Figure 3.6. Example of two pilot wells configuration: (a) the streamlines that were in the base of the two pilot wells configuration (b) pilot wells configuration, showing two groups of pilot wells, each one adapted

according streamline paths.

 Production data: the outcome analysis of the NQDS values and production curves during diagnosis step. Taking the example shown in Figure 3.7a, the production curves reveal the earlier breakthrough, and the NQDS values the lower Qw, highlighting the importance of the cross plots analysis and the complexity of the flow behavior. For this well, the best models show severe deviations and in that sense the properties distributions of those models are not very useful. To correct these deviations, the pilot wells configuration should lead to profound modifications in the geological framework of the region such as, adding or eliminating stratigraphic barriers, building new

sedimentary features. Each action must take into account the set of information’s previously described. The streamlines method would reveal if the water production is influenced by one or more injectors and/or by the OWC, and if so, in which periods and what are the main flow patterns. The geological background would inform the sedimentary features that could act as a preferred path to the fluids flow or as a barrier (e.g. sedimentary channel and a stratigraphic barrier, respectively). Figure 3.7b shows a less complicated example. Although most models record a lower Qw, the production curves and the NQDS plot show only few models approaching the observed flow behavior (models inside the black rectangle). For these cases and as a first approach, the pilot wells are used to fix and mimic the facies and petrophysical properties observed in these best models, that is, the pilot wells properties are extracted from best models at each pilot well location. Nevertheless, the pilot wells configuration is mainly determined by the streamline analysis.

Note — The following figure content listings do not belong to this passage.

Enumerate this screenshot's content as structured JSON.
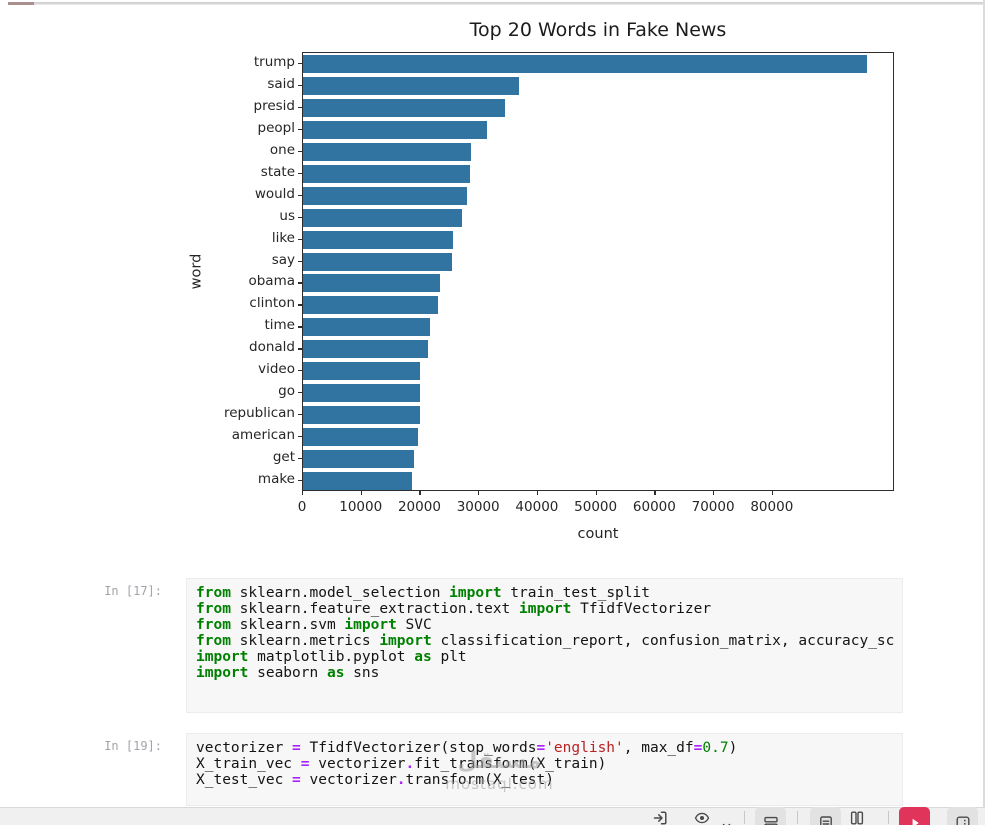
{
  "chart_data": {
    "type": "bar",
    "orientation": "horizontal",
    "title": "Top 20 Words in Fake News",
    "xlabel": "count",
    "ylabel": "word",
    "categories": [
      "trump",
      "said",
      "presid",
      "peopl",
      "one",
      "state",
      "would",
      "us",
      "like",
      "say",
      "obama",
      "clinton",
      "time",
      "donald",
      "video",
      "go",
      "republican",
      "american",
      "get",
      "make"
    ],
    "values": [
      96000,
      36800,
      34400,
      31400,
      28600,
      28400,
      27900,
      27000,
      25600,
      25300,
      23400,
      23000,
      21700,
      21200,
      20000,
      19900,
      19900,
      19500,
      18900,
      18500
    ],
    "xlim": [
      0,
      100800
    ],
    "xticks": [
      0,
      10000,
      20000,
      30000,
      40000,
      50000,
      60000,
      70000,
      80000
    ],
    "bar_color": "#3274a1",
    "grid": false,
    "legend": null
  },
  "notebook": {
    "cells": [
      {
        "prompt": "In [17]:",
        "lines": [
          [
            {
              "t": "from",
              "c": "k"
            },
            {
              "t": " sklearn.model_selection ",
              "c": "p"
            },
            {
              "t": "import",
              "c": "k"
            },
            {
              "t": " train_test_split",
              "c": "p"
            }
          ],
          [
            {
              "t": "from",
              "c": "k"
            },
            {
              "t": " sklearn.feature_extraction.text ",
              "c": "p"
            },
            {
              "t": "import",
              "c": "k"
            },
            {
              "t": " TfidfVectorizer",
              "c": "p"
            }
          ],
          [
            {
              "t": "from",
              "c": "k"
            },
            {
              "t": " sklearn.svm ",
              "c": "p"
            },
            {
              "t": "import",
              "c": "k"
            },
            {
              "t": " SVC",
              "c": "p"
            }
          ],
          [
            {
              "t": "from",
              "c": "k"
            },
            {
              "t": " sklearn.metrics ",
              "c": "p"
            },
            {
              "t": "import",
              "c": "k"
            },
            {
              "t": " classification_report, confusion_matrix, accuracy_sc",
              "c": "p"
            }
          ],
          [
            {
              "t": "import",
              "c": "k"
            },
            {
              "t": " matplotlib.pyplot ",
              "c": "p"
            },
            {
              "t": "as",
              "c": "k"
            },
            {
              "t": " plt",
              "c": "p"
            }
          ],
          [
            {
              "t": "import",
              "c": "k"
            },
            {
              "t": " seaborn ",
              "c": "p"
            },
            {
              "t": "as",
              "c": "k"
            },
            {
              "t": " sns",
              "c": "p"
            }
          ]
        ]
      },
      {
        "prompt": "In [19]:",
        "lines": [
          [
            {
              "t": "vectorizer ",
              "c": "p"
            },
            {
              "t": "=",
              "c": "o"
            },
            {
              "t": " TfidfVectorizer(stop_words",
              "c": "p"
            },
            {
              "t": "=",
              "c": "o"
            },
            {
              "t": "'english'",
              "c": "s"
            },
            {
              "t": ", max_df",
              "c": "p"
            },
            {
              "t": "=",
              "c": "o"
            },
            {
              "t": "0.7",
              "c": "n"
            },
            {
              "t": ")",
              "c": "p"
            }
          ],
          [
            {
              "t": "X_train_vec ",
              "c": "p"
            },
            {
              "t": "=",
              "c": "o"
            },
            {
              "t": " vectorizer",
              "c": "p"
            },
            {
              "t": ".",
              "c": "o"
            },
            {
              "t": "fit_transform(X_train)",
              "c": "p"
            }
          ],
          [
            {
              "t": "X_test_vec ",
              "c": "p"
            },
            {
              "t": "=",
              "c": "o"
            },
            {
              "t": " vectorizer",
              "c": "p"
            },
            {
              "t": ".",
              "c": "o"
            },
            {
              "t": "transform(X_test)",
              "c": "p"
            }
          ]
        ]
      }
    ]
  },
  "watermark": {
    "logo_text": "مستقل",
    "domain": "mostaql.com"
  },
  "toolbar": {
    "accent_color": "#e0345a",
    "button_bg": "#e2e2e2",
    "icon_color": "#4a4a4a",
    "items": [
      {
        "kind": "icon",
        "name": "export",
        "icon": "signin"
      },
      {
        "kind": "icon",
        "name": "visibility",
        "icon": "eye",
        "dropdown": true
      },
      {
        "kind": "sep"
      },
      {
        "kind": "button",
        "name": "split-rows",
        "icon": "rows"
      },
      {
        "kind": "sep"
      },
      {
        "kind": "button",
        "name": "notes",
        "icon": "doc"
      },
      {
        "kind": "icon",
        "name": "columns",
        "icon": "columns"
      },
      {
        "kind": "sep"
      },
      {
        "kind": "button-accent",
        "name": "run",
        "icon": "play"
      },
      {
        "kind": "button",
        "name": "panel",
        "icon": "panel"
      }
    ]
  }
}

Figure 3.7. Production curves and NQDS values: (a) well B-2H, showing a generalized earlier water breakthrough and lower Q ; (b) well B-4DH, showing a lower Q for most models.

In this study, the main goal of the pilot wells method is to modify the geological heterogeneity by including new sedimentary features or changing existing ones. This is done by handling the facies logs at the pilot wells locations and, consequently, altering and adjusting the reservoir petrophysical properties.

At the end of the methodology, all the OF included in the matching process should have models inside the acceptance range.

4. Application

The methods presented in this work are applied to the Norne field benchmark case, based on real field data. The Norne project is established between the IO Center, NTNU, and Norne field Operations (Statoil, ENI and Petoro) to provide a real dataset to different research groups in order to evaluate and compare different methods for history matching and ultimately closed-loop reservoir management (Rwechungura et al., 2010). This study is limited to the information’s and datasets that are available in the Norne field benchmark case that somehow is incomplete. In this way, one of the goals of this work is also to improve and add new information to this dataset. The application presents the main features of the Norne field (geological framework and simulation model).